Republicans in the House have said any debt-ceiling hike should be paired with steep spending cuts. The White House says it will only discuss future spending cuts after the debt ceiling is raised.

Biden will call on McCarthy to release a budget plan in the meeting and to commit to support the nation’s debt obligations, according to a White House memo seen by Reuters.

“Raising the debt ceiling is not a negotiation; it is an obligation of this country and its leaders to avoid economic chaos,” White House economic adviser Brian Deese and director of the Office of Management and Budget Shalanda Young wrote.

McCarthy, for his part, said Biden needs to be willing to make concessions in order to get a debt-ceiling hike though Congress.

“The first thing they should do, especially as the President of the United States, (is) say he’s willing to sit down and find a common ground and negotiate together,” McCarthy told reporters in the U.S. Capitol.

Unlike most other developed countries, the United States puts a hard limit on how much it can borrow, and Congress must periodically raise that cap because the U.S. government spends more than it takes in.

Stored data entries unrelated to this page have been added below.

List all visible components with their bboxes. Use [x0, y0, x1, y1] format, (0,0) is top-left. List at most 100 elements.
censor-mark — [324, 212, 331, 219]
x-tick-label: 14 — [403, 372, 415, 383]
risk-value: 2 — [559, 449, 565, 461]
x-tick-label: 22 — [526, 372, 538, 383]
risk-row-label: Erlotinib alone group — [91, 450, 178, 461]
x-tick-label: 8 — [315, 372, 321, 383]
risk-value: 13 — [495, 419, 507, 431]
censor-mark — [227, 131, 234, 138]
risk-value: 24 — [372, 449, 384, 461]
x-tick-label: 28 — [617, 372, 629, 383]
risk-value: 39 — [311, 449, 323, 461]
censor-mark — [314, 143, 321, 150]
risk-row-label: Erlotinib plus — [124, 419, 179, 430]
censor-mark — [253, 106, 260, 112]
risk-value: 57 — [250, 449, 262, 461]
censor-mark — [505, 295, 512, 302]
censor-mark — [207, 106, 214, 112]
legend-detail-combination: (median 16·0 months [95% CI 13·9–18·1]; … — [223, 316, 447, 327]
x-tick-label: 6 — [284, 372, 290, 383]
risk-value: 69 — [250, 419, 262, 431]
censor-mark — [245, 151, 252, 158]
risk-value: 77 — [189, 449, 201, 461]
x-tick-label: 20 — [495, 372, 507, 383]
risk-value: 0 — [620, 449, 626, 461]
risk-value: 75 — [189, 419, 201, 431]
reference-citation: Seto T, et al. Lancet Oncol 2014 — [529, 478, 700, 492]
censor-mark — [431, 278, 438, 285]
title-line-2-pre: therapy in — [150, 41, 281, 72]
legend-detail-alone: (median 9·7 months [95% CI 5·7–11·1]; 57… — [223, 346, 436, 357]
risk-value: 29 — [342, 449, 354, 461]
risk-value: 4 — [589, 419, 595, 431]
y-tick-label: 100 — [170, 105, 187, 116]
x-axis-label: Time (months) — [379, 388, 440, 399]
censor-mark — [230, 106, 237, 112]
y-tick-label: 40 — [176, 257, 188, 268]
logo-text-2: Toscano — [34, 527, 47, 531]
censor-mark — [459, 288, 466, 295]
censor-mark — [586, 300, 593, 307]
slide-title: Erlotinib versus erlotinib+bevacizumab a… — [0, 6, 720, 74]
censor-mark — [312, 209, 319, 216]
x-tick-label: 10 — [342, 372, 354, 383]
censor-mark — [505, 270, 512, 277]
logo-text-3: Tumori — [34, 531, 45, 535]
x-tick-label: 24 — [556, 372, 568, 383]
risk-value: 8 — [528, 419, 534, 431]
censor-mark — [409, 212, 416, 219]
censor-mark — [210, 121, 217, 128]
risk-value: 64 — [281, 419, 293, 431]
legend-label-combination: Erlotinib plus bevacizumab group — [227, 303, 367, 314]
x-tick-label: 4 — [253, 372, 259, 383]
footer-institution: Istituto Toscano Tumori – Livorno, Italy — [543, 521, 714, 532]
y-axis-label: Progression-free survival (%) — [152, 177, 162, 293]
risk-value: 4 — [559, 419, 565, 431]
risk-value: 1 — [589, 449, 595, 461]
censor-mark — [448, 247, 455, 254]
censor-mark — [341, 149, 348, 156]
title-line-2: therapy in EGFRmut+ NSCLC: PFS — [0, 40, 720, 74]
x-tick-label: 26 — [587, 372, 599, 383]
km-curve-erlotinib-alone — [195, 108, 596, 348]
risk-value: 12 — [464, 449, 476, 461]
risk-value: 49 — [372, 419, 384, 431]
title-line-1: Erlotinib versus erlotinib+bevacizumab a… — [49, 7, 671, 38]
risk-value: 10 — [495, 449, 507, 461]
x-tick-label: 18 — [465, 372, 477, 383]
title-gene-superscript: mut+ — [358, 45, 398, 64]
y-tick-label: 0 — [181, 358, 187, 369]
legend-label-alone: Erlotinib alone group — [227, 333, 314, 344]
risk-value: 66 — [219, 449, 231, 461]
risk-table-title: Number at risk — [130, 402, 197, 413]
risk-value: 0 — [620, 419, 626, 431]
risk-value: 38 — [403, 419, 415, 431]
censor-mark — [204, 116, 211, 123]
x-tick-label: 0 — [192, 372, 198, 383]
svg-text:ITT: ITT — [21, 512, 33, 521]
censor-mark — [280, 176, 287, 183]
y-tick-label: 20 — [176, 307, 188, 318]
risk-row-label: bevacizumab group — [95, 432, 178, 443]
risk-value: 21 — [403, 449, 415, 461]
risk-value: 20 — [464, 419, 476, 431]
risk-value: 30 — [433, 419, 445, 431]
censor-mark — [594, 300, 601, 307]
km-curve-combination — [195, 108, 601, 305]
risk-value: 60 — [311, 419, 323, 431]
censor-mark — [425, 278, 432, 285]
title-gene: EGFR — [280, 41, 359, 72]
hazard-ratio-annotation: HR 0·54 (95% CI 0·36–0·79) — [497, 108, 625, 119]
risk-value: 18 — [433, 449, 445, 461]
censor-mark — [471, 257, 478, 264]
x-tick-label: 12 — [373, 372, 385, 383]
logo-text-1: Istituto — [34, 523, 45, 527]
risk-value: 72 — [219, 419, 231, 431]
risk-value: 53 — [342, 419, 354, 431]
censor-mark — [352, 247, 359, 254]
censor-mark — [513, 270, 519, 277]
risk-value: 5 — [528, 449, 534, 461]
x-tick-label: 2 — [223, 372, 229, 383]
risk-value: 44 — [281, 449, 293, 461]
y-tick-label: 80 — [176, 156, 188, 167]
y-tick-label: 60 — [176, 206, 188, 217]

The debt ceiling increase is usually voted in on a bipartisan basis, but Republicans have used their leverage previously to win spending cuts.

Biden seemed to question McCarthy’s ability to keep Republicans in line Tuesday at a fundraiser in New York, calling McCarthy “a decent man, I think,” but noting the concessions he had to make to conservatives to become speaker.

“Look what he had to do, and to make commitments that are just absolutely off the wall for a Speaker of the House to make in terms of being able to become a leader.”

Detailed proposals may not emerge for several weeks.

The White House has said it would release its budget proposal on March 9. House Republicans, meanwhile, will aim to produce their budget proposal in April, said House Republican Leader Steve Scalise.

“I hope the president meets his deadline just like we’re going to work to meet our deadline,” Scalise said at a news conference.

The White House has seized on the lack of consensus to highlight fringe proposals from some Republicans, including one that abolishes the Internal Revenue Service in favor of a higher sales tax and one that trims Social Security retirement benefits.

McCarthy has ruled out cuts to Social Security and Medicare, the two largest government benefit programs.

“You got to remember, you got a president here who’s never been in business… And he’s saying, ‘I’m not going to talk to you about the debt ceiling?,'” said Roger Williams, a House Republican, while exiting a conference meeting.

    “It’s ridiculous. So maybe we can get that out of the way tomorrow with their meeting, and we begin to talk about what we can add and what we can subtract.”

PAST SHOWDOWN

A 2011 debt ceiling showdown between Democratic President Barack Obama and House Republicans took the country to the brink of default and prompted a first-ever downgrade of the country’s top-notch credit rating.

Veterans of that battle warn that the politics and math are tougher this time around, making it more difficult to find a resolution until the government is about to run out of money – or after it has.

“I think that the possibility of miscalculation runs higher today than it did in 2011,” said Neil Bradley, a former House Republican leadership aide who is now a top official at the U.S. Chamber of Commerce.

The showdown over the growing U.S. debt threatens to roil the global economy if the United States defaults.

The Treasury Department has already started taking “extraordinary measures” to stave off a default until summer after hitting the U.S. government’s $31.4 trillion borrowing limit earlier in January.

(This story has been corrected to change “billion” to “trillion” in paragraph 2. The error first occurred in the previous version of this story.)